With hundreds of thousands of Nigerian women living with fistula, a debilitating and sometimes fatal childbirth injury, a team of international and Nigerian surgeons will train volunteer physicians in fistula surgery and together they will treat an unprecedented number of women for two weeks, according to the United Nations Population Fund (UNFPA).

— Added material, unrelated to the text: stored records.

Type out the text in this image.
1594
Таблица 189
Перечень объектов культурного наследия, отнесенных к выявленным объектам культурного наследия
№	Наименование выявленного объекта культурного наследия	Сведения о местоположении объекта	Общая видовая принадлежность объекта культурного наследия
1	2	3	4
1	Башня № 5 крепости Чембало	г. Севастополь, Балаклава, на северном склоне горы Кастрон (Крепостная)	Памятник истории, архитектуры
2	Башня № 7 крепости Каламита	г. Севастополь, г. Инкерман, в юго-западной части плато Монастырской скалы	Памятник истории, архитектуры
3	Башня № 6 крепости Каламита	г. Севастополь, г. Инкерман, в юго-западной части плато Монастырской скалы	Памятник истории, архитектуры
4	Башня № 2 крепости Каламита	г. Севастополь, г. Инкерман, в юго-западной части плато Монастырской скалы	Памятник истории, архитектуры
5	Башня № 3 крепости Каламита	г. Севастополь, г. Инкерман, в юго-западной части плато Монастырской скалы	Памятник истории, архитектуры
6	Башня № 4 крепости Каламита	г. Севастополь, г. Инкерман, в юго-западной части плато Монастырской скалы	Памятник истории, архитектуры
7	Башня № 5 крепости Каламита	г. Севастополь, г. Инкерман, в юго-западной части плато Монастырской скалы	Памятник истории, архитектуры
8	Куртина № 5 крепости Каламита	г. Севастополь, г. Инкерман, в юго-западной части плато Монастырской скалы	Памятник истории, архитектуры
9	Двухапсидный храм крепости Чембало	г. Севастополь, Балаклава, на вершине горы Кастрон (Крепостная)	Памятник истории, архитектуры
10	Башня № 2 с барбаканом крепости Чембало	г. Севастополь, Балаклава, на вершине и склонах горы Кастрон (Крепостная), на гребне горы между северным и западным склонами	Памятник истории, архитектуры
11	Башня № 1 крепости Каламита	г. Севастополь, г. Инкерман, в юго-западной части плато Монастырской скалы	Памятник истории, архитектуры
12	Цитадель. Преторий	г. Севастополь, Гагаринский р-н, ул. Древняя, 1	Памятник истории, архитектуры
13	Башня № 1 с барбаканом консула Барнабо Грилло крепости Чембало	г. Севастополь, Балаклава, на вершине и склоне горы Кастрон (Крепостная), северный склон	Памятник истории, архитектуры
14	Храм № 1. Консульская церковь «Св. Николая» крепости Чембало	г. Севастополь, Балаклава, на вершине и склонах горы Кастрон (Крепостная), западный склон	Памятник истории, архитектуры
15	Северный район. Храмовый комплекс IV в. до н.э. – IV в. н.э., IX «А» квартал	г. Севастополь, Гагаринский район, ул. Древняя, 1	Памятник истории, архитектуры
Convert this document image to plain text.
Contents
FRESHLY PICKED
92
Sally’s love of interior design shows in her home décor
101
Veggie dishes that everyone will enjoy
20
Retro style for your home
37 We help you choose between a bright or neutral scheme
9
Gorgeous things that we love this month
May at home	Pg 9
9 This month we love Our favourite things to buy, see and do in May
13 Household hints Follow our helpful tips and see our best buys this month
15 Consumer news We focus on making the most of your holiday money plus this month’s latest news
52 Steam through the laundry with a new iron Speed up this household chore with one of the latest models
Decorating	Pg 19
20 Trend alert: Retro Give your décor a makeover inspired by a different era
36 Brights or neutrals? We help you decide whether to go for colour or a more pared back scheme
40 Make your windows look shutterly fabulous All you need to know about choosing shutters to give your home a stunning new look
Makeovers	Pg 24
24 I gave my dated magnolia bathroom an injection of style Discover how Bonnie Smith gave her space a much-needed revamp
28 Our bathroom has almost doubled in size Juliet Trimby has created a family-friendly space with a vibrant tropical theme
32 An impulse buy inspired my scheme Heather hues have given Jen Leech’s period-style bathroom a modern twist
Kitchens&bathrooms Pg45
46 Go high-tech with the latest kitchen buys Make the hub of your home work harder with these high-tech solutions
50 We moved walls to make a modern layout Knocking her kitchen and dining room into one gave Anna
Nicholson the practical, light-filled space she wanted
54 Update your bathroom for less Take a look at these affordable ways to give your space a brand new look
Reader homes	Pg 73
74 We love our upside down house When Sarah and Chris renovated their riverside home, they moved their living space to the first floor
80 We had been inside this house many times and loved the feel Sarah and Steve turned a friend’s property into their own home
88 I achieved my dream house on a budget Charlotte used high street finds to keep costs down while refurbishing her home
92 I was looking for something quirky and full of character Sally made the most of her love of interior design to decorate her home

"Fistula fortnight" kicks off Monday at four renovated hospitals in northern Nigeria, where the problem is particularly severe, with an official launch Tuesday at the Babbar Ruga Hospital in Katsina.
UNFPA said it expected that 12 Nigerian and four international doctors would be trained in fistula surgery, along with 40 nurses trained in special pre- and post-operative care and 40 social workers trained to take care of fistula patients.
Lack of medical intervention during prolonged, obstructed labour damages the mother's soft pelvic tissues and creates a hole, or fistula, in her bladder and/or rectum. The injury is usually fatal for the baby, while causing severe physical and emotional trauma to the mother who may suffer from incontinence, infections and nerve damage.
The social fallout is also severe, with many of the estimated 400,000 to 800,000 Nigerian women living with fistula ostracized by their communities, UNFPA said. About 20,000 new cases are added each year.
In addition to being preventable, fistula is curable through reconstructive surgery, which typically has success rates of 90 per cent for uncomplicated cases and about 60 per cent for complex conditions, UNFPA said.